Compared with fibrinolytic therapy, reperfusion through primary angioplasty is more reliable and durable, and has less complications. This results in a higher net clinical benefit, both in terms of mortality and of reinfarction and bleeding.
In the midst of the COVID-19 pandemic, the discussion on the usefulness of thrombolysis has emerged once again. Some societies have even recommended it as the first option.
There are multiple reasons to think that this is not the correct strategy.
- Fibrinolytic therapy is inferior to primary angioplasty when it comes to achieving Thrombolysis In Myocardial Infarction (TIMI) 3 flow. In this pandemic era, its administration is more likely to be delayed, which can lead to more organized thrombi.
- Given the high rate of reinfarction, modern indications of fibrinolytic therapy are based on a second invasive phase, that can be either rescue (in case of failed reperfusion) or routine (for the definitive treatment of the ruptured plaque).

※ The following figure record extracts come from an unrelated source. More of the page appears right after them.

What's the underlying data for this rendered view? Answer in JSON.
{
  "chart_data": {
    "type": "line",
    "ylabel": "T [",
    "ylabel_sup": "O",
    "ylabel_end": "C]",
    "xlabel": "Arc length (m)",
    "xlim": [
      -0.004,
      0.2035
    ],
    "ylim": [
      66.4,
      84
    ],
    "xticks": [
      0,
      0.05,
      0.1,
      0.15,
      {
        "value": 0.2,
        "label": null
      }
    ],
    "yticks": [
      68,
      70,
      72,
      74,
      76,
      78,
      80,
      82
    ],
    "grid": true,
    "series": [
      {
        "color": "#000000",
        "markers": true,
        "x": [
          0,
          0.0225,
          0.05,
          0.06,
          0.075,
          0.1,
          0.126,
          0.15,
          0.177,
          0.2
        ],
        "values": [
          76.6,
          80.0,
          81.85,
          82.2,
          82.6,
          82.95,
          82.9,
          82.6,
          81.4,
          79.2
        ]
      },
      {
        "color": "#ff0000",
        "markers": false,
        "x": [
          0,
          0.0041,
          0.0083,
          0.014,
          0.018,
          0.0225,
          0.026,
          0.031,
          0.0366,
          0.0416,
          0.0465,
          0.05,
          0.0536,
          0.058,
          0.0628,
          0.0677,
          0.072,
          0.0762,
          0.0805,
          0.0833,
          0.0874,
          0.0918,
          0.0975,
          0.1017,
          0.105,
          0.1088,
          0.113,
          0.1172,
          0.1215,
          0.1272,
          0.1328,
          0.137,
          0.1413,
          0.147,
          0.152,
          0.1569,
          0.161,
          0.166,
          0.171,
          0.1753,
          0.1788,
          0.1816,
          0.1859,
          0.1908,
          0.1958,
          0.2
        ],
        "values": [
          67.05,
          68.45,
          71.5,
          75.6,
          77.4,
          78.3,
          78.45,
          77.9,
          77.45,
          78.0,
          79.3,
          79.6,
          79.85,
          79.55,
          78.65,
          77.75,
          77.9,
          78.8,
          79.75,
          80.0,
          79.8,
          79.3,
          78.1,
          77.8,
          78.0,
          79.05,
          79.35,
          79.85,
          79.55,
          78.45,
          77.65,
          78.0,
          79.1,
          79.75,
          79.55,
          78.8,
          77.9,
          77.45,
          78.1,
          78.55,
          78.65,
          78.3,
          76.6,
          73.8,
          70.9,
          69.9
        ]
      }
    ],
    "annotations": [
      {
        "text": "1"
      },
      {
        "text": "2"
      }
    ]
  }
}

In this setting, the theoretical advantage of reducing staff exposure and/or consumption of personal protective equipment is false.
- The syndrome caused by COVID-19 can present as myopericarditis (as opposed to thrombotic occlusion) and it can entail ST-segment elevation.
Administration of potent thrombolysis to a patient with myopericarditis is not only ineffective, but it also causes a substantial bleeding risk that is even higher than that of the non-infected population.
The two most compelling reasons to advocate for the use of thrombolysis relate to reducing staff exposure/resources and reducing delays.
The former is easily overcome by training personnel on the appropriate use of all personal protective equipment in all emergencies.
Additionally, delays to reperfusion have been reported as higher between symptom onset and first medical contact (which disfavors thrombolysis) than from medical contact to diagnosis.
Decades of clinical trials have shown the superiority of primary angioplasty, especially in the case of treatment delays.
There may be exceptional scenarios where thrombolysis is the only option, but the standard must continue favoring primary angioplasty.
Referencia: Ajay J. Kirtane et al. 10.1161/CIRCOUTCOMES.120.006885.